Domino's: pizza and payments
pizza.free = true
Friday evening, circa 3 years ago. I’m craving an Americano with extra pineapple and hot dog stuffed crust. I fire up the Domino’s Android app, place my order and 40 minutes later I’m stuffing my face with 13.5” goodness.
I’ve ordered enough pizza to know that at the end of the order process you sometimes, seemingly randomly, get a £10 off voucher code for your next order. Naturally, I was intrigued to how this was generated.
After sifting through the apps source code I notice that the code is generated server side via an API call. I fire up a proxy (Burp) to monitor the web traffic between my phone and the Domino’s API server and run through the order process. Something immediately catches my eye…
The Domino’s app itself was processing payments client side via a payment gateway.
This isn’t inherently bad if it has been correctly implemented with the appropriate server side checks. Usually payments would be processed server side so that the process is hidden and out of the hands of meddling users.
So let’s take a closer look. I place a new order with the VISA debit card test number (4111111111111111) which returns the following response from DataCash (the payment gateway):
<Response>
<CardTxn>
<authcode>NOT AUTHORISED</authcode>
<card_scheme>VISA</card_scheme>
</CardTxn>
<datacash_reference>3340105259009953</datacash_reference>
<merchantreference>3340105259009953</merchantreference>
<mode>LIVE</mode>
<reason>DECLINED</reason>
<status>7</status>
<time>1449024000</time>
</Response>
As expected the card is declined and the App shows an error message. Let’s try our luck by intercepting the response and changing some values around. I start a new order and set breakpoints on the HTTP endpoint for the DataCash API. Once the breakpoint triggers on the response, I change the <reason>
attribute value to ACCEPTED and <status>
to 1 (which means transaction accepted according to the DataCash documentation).

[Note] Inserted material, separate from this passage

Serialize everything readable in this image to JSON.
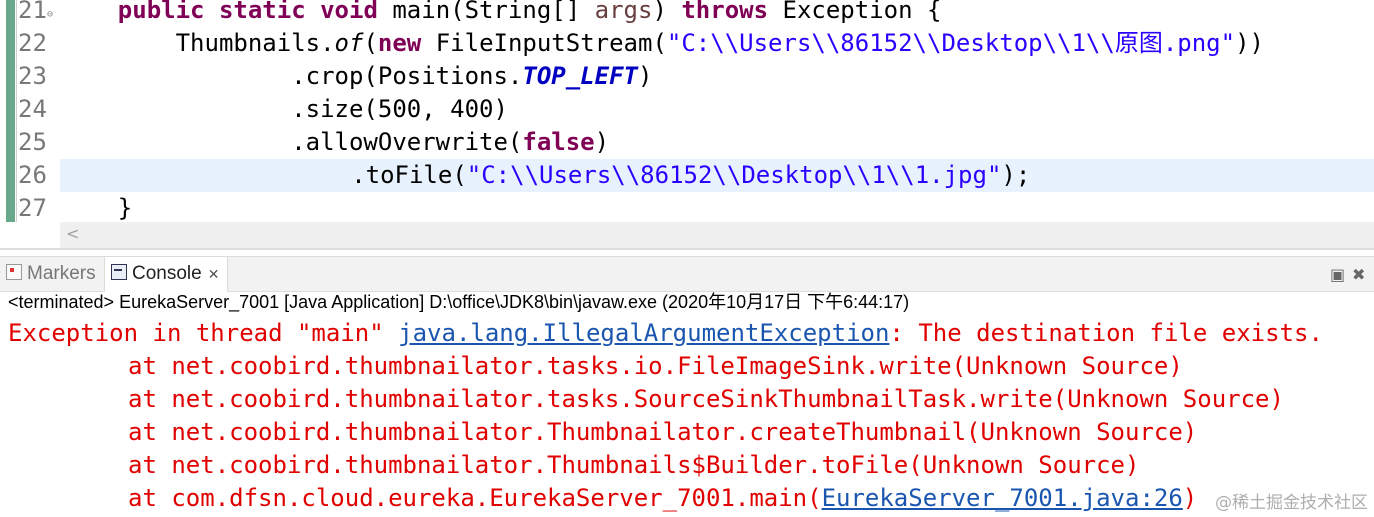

Errr, what? It looks like my order was placed without a valid payment. Surely this is an oversight/edge case and Dominos’s will have back office checks in place before physically starting to prepare my order… right?
A few minutes pass and the Pizza Tracker changes from “Order” to “Prep” and then to “Baking”. I couldn’t bear to wait another 30 minutes to see if an Americano pizza, Chicken Strippers and Chocolate Chip Cookie + Ice Cream side turn up at my door. I called the store and they confirm they have received my order and it will be delivered within the next 20 minutes. My first thought: awesome. My second thought: shit.

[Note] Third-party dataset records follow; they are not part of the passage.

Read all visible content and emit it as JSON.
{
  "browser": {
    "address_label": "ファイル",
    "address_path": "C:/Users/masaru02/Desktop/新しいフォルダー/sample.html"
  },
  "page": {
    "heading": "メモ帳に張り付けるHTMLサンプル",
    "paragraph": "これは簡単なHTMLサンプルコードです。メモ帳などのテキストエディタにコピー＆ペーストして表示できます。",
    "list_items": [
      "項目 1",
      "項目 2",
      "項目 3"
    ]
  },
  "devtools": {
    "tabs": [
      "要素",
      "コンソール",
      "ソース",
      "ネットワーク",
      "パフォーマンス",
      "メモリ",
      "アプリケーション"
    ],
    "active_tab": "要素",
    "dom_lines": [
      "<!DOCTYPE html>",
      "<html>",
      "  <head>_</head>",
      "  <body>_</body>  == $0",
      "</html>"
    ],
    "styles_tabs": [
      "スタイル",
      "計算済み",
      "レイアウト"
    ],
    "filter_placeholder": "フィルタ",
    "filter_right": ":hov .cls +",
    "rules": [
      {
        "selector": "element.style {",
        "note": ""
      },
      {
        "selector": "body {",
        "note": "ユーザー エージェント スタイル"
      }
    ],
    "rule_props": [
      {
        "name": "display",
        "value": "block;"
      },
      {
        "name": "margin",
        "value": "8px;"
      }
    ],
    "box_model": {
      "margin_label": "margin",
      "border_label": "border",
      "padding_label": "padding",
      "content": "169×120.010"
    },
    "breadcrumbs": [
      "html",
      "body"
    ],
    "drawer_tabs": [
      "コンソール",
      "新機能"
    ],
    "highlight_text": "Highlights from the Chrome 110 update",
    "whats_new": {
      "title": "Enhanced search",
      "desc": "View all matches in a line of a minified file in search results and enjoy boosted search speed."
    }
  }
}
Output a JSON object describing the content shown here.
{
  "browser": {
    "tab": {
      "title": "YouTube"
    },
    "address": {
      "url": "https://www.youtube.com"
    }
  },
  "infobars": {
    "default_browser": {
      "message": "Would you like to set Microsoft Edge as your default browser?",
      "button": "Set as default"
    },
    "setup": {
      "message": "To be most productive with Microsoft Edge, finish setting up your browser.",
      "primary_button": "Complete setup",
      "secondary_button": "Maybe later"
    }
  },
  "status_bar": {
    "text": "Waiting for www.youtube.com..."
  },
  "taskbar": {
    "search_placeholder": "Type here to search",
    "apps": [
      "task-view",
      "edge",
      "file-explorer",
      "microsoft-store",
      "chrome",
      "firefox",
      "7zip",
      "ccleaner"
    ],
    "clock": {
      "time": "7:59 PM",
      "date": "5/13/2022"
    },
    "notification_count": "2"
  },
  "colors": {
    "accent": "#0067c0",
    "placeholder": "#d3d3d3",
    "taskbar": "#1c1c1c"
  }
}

The pizza arrives and I tell the delivery driver there must have been a mistake with the order as I never entered any card details and wanted to pay with cash. He happily leaves with £26 and my conscience is clean.
Let’s take a look at what happened. Essentially the App’s logic boils down to (pseudocode):
if (datacash.response.reason == 'ACCEPTED' && datacash.response.status == 1)
placeOrder();
Where placeOrder()
sends an HTTP request to the Domino’s API with the order_id
(generated when you start your order) and <merchantreference>
(in the above XML response). All Dominos needed to do was verify the reference server side. But no, let’s trust the client. The client never lies.
Payments aside, the moral of the story is to always validate your inputs server side. Always.
Sidenote: I’ve had a few questions as to why anyone would process payments client side. Seems ridiculous, right? There are genuine reasons to do so, mainly it drastically reduces risk and removes your responsibility handling credit card data, i.e you don’t have to go through PCI DSS compliance thus reducing your implementation costs.